WorldWide Telescope Sharpens it's Visuals with SharpDX

Since we first launched WorldWide Telescope almost 5 years ago I knew we would have to have a major rewrite of WWT's graphics engine eventually to move past DX9. Managed DX had been deprecated, and XNA would not support anything beyond DX9 either, so we had to have an alternative. I considered SlimDX, but eventually Microsoft's Windows® API Code Pack for Microsoft® .NET Framework  emerged and when we spun off code for the GeoFlow project we took that route but I was never satisfied that it was the best option. With .NET your code is not processor dependent, so why would you want to tie yourself down to x86 or x64 specific code if you could have ANYCPU as an option? Then I came across the SharpDX project. Here was a project that was designed to have make .NET code have unrestricted access to the DirectX framework, with the lowest overhead, and preserving the DirectX API, but making in .NET friendly.

One of the first thing you will notice in ShardDX is that there are not nearly as many sample code projects as you might expect for an API. The reason is the mapping is so close, and you can almost line for line port samples code from the  C++ DirectX SDK to C#. The wrapper is also special, it is machine generated code that makes use of some snazzy code probably designed for the C++ IJW features of .NET to create ANYCPU compatible code. That means that I compile *ONE* version of the code, one version of the setup, and it runs transparently in 32bits on a x86 O/S and 64 bits on a x64 O/S, and even ARM in the Windows 8 case.

Another very compelling feature is they got the same API to work on Windows Desktop, Windows 8 App Store apps and Windows phone 8. You can't necessarily run the same binaries, but you can create a graphics engine with common code that will target all of these systems.

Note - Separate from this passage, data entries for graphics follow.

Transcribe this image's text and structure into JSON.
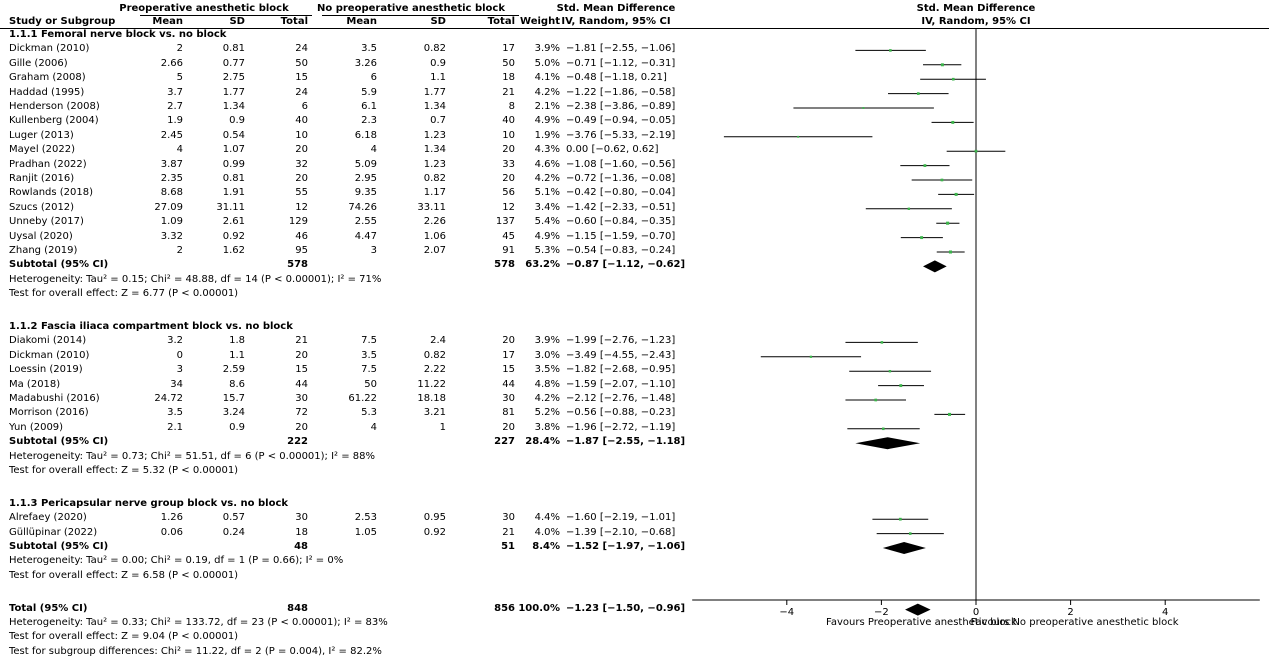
{
  "header": {
    "group1": "Preoperative anesthetic block",
    "group2": "No preoperative anesthetic block",
    "study_or_subgroup": "Study or Subgroup",
    "mean": "Mean",
    "sd": "SD",
    "total": "Total",
    "weight": "Weight",
    "effect_title": "Std. Mean Difference",
    "effect_method": "IV, Random, 95% CI"
  },
  "subgroups": [
    {
      "title": "1.1.1 Femoral nerve block vs. no block",
      "studies": [
        {
          "name": "Dickman (2010)",
          "m1": "2",
          "sd1": "0.81",
          "n1": "24",
          "m2": "3.5",
          "sd2": "0.82",
          "n2": "17",
          "weight": "3.9%",
          "ci": "−1.81 [−2.55, −1.06]"
        },
        {
          "name": "Gille (2006)",
          "m1": "2.66",
          "sd1": "0.77",
          "n1": "50",
          "m2": "3.26",
          "sd2": "0.9",
          "n2": "50",
          "weight": "5.0%",
          "ci": "−0.71 [−1.12, −0.31]"
        },
        {
          "name": "Graham (2008)",
          "m1": "5",
          "sd1": "2.75",
          "n1": "15",
          "m2": "6",
          "sd2": "1.1",
          "n2": "18",
          "weight": "4.1%",
          "ci": "−0.48 [−1.18, 0.21]"
        },
        {
          "name": "Haddad (1995)",
          "m1": "3.7",
          "sd1": "1.77",
          "n1": "24",
          "m2": "5.9",
          "sd2": "1.77",
          "n2": "21",
          "weight": "4.2%",
          "ci": "−1.22 [−1.86, −0.58]"
        },
        {
          "name": "Henderson (2008)",
          "m1": "2.7",
          "sd1": "1.34",
          "n1": "6",
          "m2": "6.1",
          "sd2": "1.34",
          "n2": "8",
          "weight": "2.1%",
          "ci": "−2.38 [−3.86, −0.89]"
        },
        {
          "name": "Kullenberg (2004)",
          "m1": "1.9",
          "sd1": "0.9",
          "n1": "40",
          "m2": "2.3",
          "sd2": "0.7",
          "n2": "40",
          "weight": "4.9%",
          "ci": "−0.49 [−0.94, −0.05]"
        },
        {
          "name": "Luger (2013)",
          "m1": "2.45",
          "sd1": "0.54",
          "n1": "10",
          "m2": "6.18",
          "sd2": "1.23",
          "n2": "10",
          "weight": "1.9%",
          "ci": "−3.76 [−5.33, −2.19]"
        },
        {
          "name": "Mayel (2022)",
          "m1": "4",
          "sd1": "1.07",
          "n1": "20",
          "m2": "4",
          "sd2": "1.34",
          "n2": "20",
          "weight": "4.3%",
          "ci": "0.00 [−0.62, 0.62]"
        },
        {
          "name": "Pradhan (2022)",
          "m1": "3.87",
          "sd1": "0.99",
          "n1": "32",
          "m2": "5.09",
          "sd2": "1.23",
          "n2": "33",
          "weight": "4.6%",
          "ci": "−1.08 [−1.60, −0.56]"
        },
        {
          "name": "Ranjit (2016)",
          "m1": "2.35",
          "sd1": "0.81",
          "n1": "20",
          "m2": "2.95",
          "sd2": "0.82",
          "n2": "20",
          "weight": "4.2%",
          "ci": "−0.72 [−1.36, −0.08]"
        },
        {
          "name": "Rowlands (2018)",
          "m1": "8.68",
          "sd1": "1.91",
          "n1": "55",
          "m2": "9.35",
          "sd2": "1.17",
          "n2": "56",
          "weight": "5.1%",
          "ci": "−0.42 [−0.80, −0.04]"
        },
        {
          "name": "Szucs (2012)",
          "m1": "27.09",
          "sd1": "31.11",
          "n1": "12",
          "m2": "74.26",
          "sd2": "33.11",
          "n2": "12",
          "weight": "3.4%",
          "ci": "−1.42 [−2.33, −0.51]"
        },
        {
          "name": "Unneby (2017)",
          "m1": "1.09",
          "sd1": "2.61",
          "n1": "129",
          "m2": "2.55",
          "sd2": "2.26",
          "n2": "137",
          "weight": "5.4%",
          "ci": "−0.60 [−0.84, −0.35]"
        },
        {
          "name": "Uysal (2020)",
          "m1": "3.32",
          "sd1": "0.92",
          "n1": "46",
          "m2": "4.47",
          "sd2": "1.06",
          "n2": "45",
          "weight": "4.9%",
          "ci": "−1.15 [−1.59, −0.70]"
        },
        {
          "name": "Zhang (2019)",
          "m1": "2",
          "sd1": "1.62",
          "n1": "95",
          "m2": "3",
          "sd2": "2.07",
          "n2": "91",
          "weight": "5.3%",
          "ci": "−0.54 [−0.83, −0.24]"
        }
      ],
      "subtotal": {
        "label": "Subtotal (95% CI)",
        "n1": "578",
        "n2": "578",
        "weight": "63.2%",
        "ci": "−0.87 [−1.12, −0.62]"
      },
      "heterogeneity": "Heterogeneity: Tau² = 0.15; Chi² = 48.88, df = 14 (P < 0.00001); I² = 71%",
      "overall": "Test for overall effect: Z = 6.77 (P < 0.00001)"
    },
    {
      "title": "1.1.2 Fascia iliaca compartment block vs. no block",
      "studies": [
        {
          "name": "Diakomi (2014)",
          "m1": "3.2",
          "sd1": "1.8",
          "n1": "21",
          "m2": "7.5",
          "sd2": "2.4",
          "n2": "20",
          "weight": "3.9%",
          "ci": "−1.99 [−2.76, −1.23]"
        },
        {
          "name": "Dickman (2010)",
          "m1": "0",
          "sd1": "1.1",
          "n1": "20",
          "m2": "3.5",
          "sd2": "0.82",
          "n2": "17",
          "weight": "3.0%",
          "ci": "−3.49 [−4.55, −2.43]"
        },
        {
          "name": "Loessin (2019)",
          "m1": "3",
          "sd1": "2.59",
          "n1": "15",
          "m2": "7.5",
          "sd2": "2.22",
          "n2": "15",
          "weight": "3.5%",
          "ci": "−1.82 [−2.68, −0.95]"
        },
        {
          "name": "Ma (2018)",
          "m1": "34",
          "sd1": "8.6",
          "n1": "44",
          "m2": "50",
          "sd2": "11.22",
          "n2": "44",
          "weight": "4.8%",
          "ci": "−1.59 [−2.07, −1.10]"
        },
        {
          "name": "Madabushi (2016)",
          "m1": "24.72",
          "sd1": "15.7",
          "n1": "30",
          "m2": "61.22",
          "sd2": "18.18",
          "n2": "30",
          "weight": "4.2%",
          "ci": "−2.12 [−2.76, −1.48]"
        },
        {
          "name": "Morrison (2016)",
          "m1": "3.5",
          "sd1": "3.24",
          "n1": "72",
          "m2": "5.3",
          "sd2": "3.21",
          "n2": "81",
          "weight": "5.2%",
          "ci": "−0.56 [−0.88, −0.23]"
        },
        {
          "name": "Yun (2009)",
          "m1": "2.1",
          "sd1": "0.9",
          "n1": "20",
          "m2": "4",
          "sd2": "1",
          "n2": "20",
          "weight": "3.8%",
          "ci": "−1.96 [−2.72, −1.19]"
        }
      ],
      "subtotal": {
        "label": "Subtotal (95% CI)",
        "n1": "222",
        "n2": "227",
        "weight": "28.4%",
        "ci": "−1.87 [−2.55, −1.18]"
      },
      "heterogeneity": "Heterogeneity: Tau² = 0.73; Chi² = 51.51, df = 6 (P < 0.00001); I² = 88%",
      "overall": "Test for overall effect: Z = 5.32 (P < 0.00001)"
    },
    {
      "title": "1.1.3 Pericapsular nerve group block vs. no block",
      "studies": [
        {
          "name": "Alrefaey (2020)",
          "m1": "1.26",
          "sd1": "0.57",
          "n1": "30",
          "m2": "2.53",
          "sd2": "0.95",
          "n2": "30",
          "weight": "4.4%",
          "ci": "−1.60 [−2.19, −1.01]"
        },
        {
          "name": "Güllüpinar (2022)",
          "m1": "0.06",
          "sd1": "0.24",
          "n1": "18",
          "m2": "1.05",
          "sd2": "0.92",
          "n2": "21",
          "weight": "4.0%",
          "ci": "−1.39 [−2.10, −0.68]"
        }
      ],
      "subtotal": {
        "label": "Subtotal (95% CI)",
        "n1": "48",
        "n2": "51",
        "weight": "8.4%",
        "ci": "−1.52 [−1.97, −1.06]"
      },
      "heterogeneity": "Heterogeneity: Tau² = 0.00; Chi² = 0.19, df = 1 (P = 0.66); I² = 0%",
      "overall": "Test for overall effect: Z = 6.58 (P < 0.00001)"
    }
  ],
  "total": {
    "label": "Total (95% CI)",
    "n1": "848",
    "n2": "856",
    "weight": "100.0%",
    "ci": "−1.23 [−1.50, −0.96]",
    "heterogeneity": "Heterogeneity: Tau² = 0.33; Chi² = 133.72, df = 23 (P < 0.00001); I² = 83%",
    "overall": "Test for overall effect: Z = 9.04 (P < 0.00001)",
    "subgroup_diff": "Test for subgroup differences: Chi² = 11.22, df = 2 (P = 0.004), I² = 82.2%"
  },
  "chart_data": {
    "type": "forest",
    "title": "Std. Mean Difference",
    "subtitle": "IV, Random, 95% CI",
    "xlim": [
      -6,
      6
    ],
    "xticks": [
      -4,
      -2,
      0,
      2,
      4
    ],
    "xtick_labels": [
      "−4",
      "−2",
      "0",
      "2",
      "4"
    ],
    "favours_left": "Favours Preoperative anesthetic block",
    "favours_right": "Favours No preoperative anesthetic block",
    "marker_color": "#3cb44b",
    "studies": [
      {
        "subgroup": 0,
        "name": "Dickman (2010)",
        "est": -1.81,
        "lo": -2.55,
        "hi": -1.06,
        "weight": 3.9
      },
      {
        "subgroup": 0,
        "name": "Gille (2006)",
        "est": -0.71,
        "lo": -1.12,
        "hi": -0.31,
        "weight": 5.0
      },
      {
        "subgroup": 0,
        "name": "Graham (2008)",
        "est": -0.48,
        "lo": -1.18,
        "hi": 0.21,
        "weight": 4.1
      },
      {
        "subgroup": 0,
        "name": "Haddad (1995)",
        "est": -1.22,
        "lo": -1.86,
        "hi": -0.58,
        "weight": 4.2
      },
      {
        "subgroup": 0,
        "name": "Henderson (2008)",
        "est": -2.38,
        "lo": -3.86,
        "hi": -0.89,
        "weight": 2.1
      },
      {
        "subgroup": 0,
        "name": "Kullenberg (2004)",
        "est": -0.49,
        "lo": -0.94,
        "hi": -0.05,
        "weight": 4.9
      },
      {
        "subgroup": 0,
        "name": "Luger (2013)",
        "est": -3.76,
        "lo": -5.33,
        "hi": -2.19,
        "weight": 1.9
      },
      {
        "subgroup": 0,
        "name": "Mayel (2022)",
        "est": 0.0,
        "lo": -0.62,
        "hi": 0.62,
        "weight": 4.3
      },
      {
        "subgroup": 0,
        "name": "Pradhan (2022)",
        "est": -1.08,
        "lo": -1.6,
        "hi": -0.56,
        "weight": 4.6
      },
      {
        "subgroup": 0,
        "name": "Ranjit (2016)",
        "est": -0.72,
        "lo": -1.36,
        "hi": -0.08,
        "weight": 4.2
      },
      {
        "subgroup": 0,
        "name": "Rowlands (2018)",
        "est": -0.42,
        "lo": -0.8,
        "hi": -0.04,
        "weight": 5.1
      },
      {
        "subgroup": 0,
        "name": "Szucs (2012)",
        "est": -1.42,
        "lo": -2.33,
        "hi": -0.51,
        "weight": 3.4
      },
      {
        "subgroup": 0,
        "name": "Unneby (2017)",
        "est": -0.6,
        "lo": -0.84,
        "hi": -0.35,
        "weight": 5.4
      },
      {
        "subgroup": 0,
        "name": "Uysal (2020)",
        "est": -1.15,
        "lo": -1.59,
        "hi": -0.7,
        "weight": 4.9
      },
      {
        "subgroup": 0,
        "name": "Zhang (2019)",
        "est": -0.54,
        "lo": -0.83,
        "hi": -0.24,
        "weight": 5.3
      },
      {
        "subgroup": 1,
        "name": "Diakomi (2014)",
        "est": -1.99,
        "lo": -2.76,
        "hi": -1.23,
        "weight": 3.9
      },
      {
        "subgroup": 1,
        "name": "Dickman (2010)",
        "est": -3.49,
        "lo": -4.55,
        "hi": -2.43,
        "weight": 3.0
      },
      {
        "subgroup": 1,
        "name": "Loessin (2019)",
        "est": -1.82,
        "lo": -2.68,
        "hi": -0.95,
        "weight": 3.5
      },
      {
        "subgroup": 1,
        "name": "Ma (2018)",
        "est": -1.59,
        "lo": -2.07,
        "hi": -1.1,
        "weight": 4.8
      },
      {
        "subgroup": 1,
        "name": "Madabushi (2016)",
        "est": -2.12,
        "lo": -2.76,
        "hi": -1.48,
        "weight": 4.2
      },
      {
        "subgroup": 1,
        "name": "Morrison (2016)",
        "est": -0.56,
        "lo": -0.88,
        "hi": -0.23,
        "weight": 5.2
      },
      {
        "subgroup": 1,
        "name": "Yun (2009)",
        "est": -1.96,
        "lo": -2.72,
        "hi": -1.19,
        "weight": 3.8
      },
      {
        "subgroup": 2,
        "name": "Alrefaey (2020)",
        "est": -1.6,
        "lo": -2.19,
        "hi": -1.01,
        "weight": 4.4
      },
      {
        "subgroup": 2,
        "name": "Güllüpinar (2022)",
        "est": -1.39,
        "lo": -2.1,
        "hi": -0.68,
        "weight": 4.0
      }
    ],
    "pooled": [
      {
        "label": "Subtotal (95% CI)",
        "subgroup": 0,
        "est": -0.87,
        "lo": -1.12,
        "hi": -0.62
      },
      {
        "label": "Subtotal (95% CI)",
        "subgroup": 1,
        "est": -1.87,
        "lo": -2.55,
        "hi": -1.18
      },
      {
        "label": "Subtotal (95% CI)",
        "subgroup": 2,
        "est": -1.52,
        "lo": -1.97,
        "hi": -1.06
      },
      {
        "label": "Total (95% CI)",
        "subgroup": null,
        "est": -1.23,
        "lo": -1.5,
        "hi": -0.96
      }
    ]
  }
}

Compare this to having three different graphics API's and you can appreciate how cool that is. One set of code instead of three. I like that simplicity. While it is not entirely free, you may still need three different codebases for the UI chrome to custom fit each app to its platform, at least you can save writing on the graphics front.

So with the WorldWide Telescope Eclipse release we will be bringing much faster graphics with our new DirectX11 engine, but gracefully degrade when only DX9 or DX10 hardware is available. This also means if you have a 64bit O/S you can now bring massive amounts of data into WWT to visualize.

In the future we will be making much more extensive use of the DX11 API with more GPU compute, geometry shaders and much more. I have been very satisfied with the development ease, performance and stability of the SharpDX platform and I can't image going back to the old ways.

There has been a trend for people to "go back to C++", but leaving the efficiency and safety of developing on .NET, when the GPU is doing the heavy lifting just does not seem right. SharpDX lefts you have the best of both worlds, and now it is powering all 190+ worlds in WWT.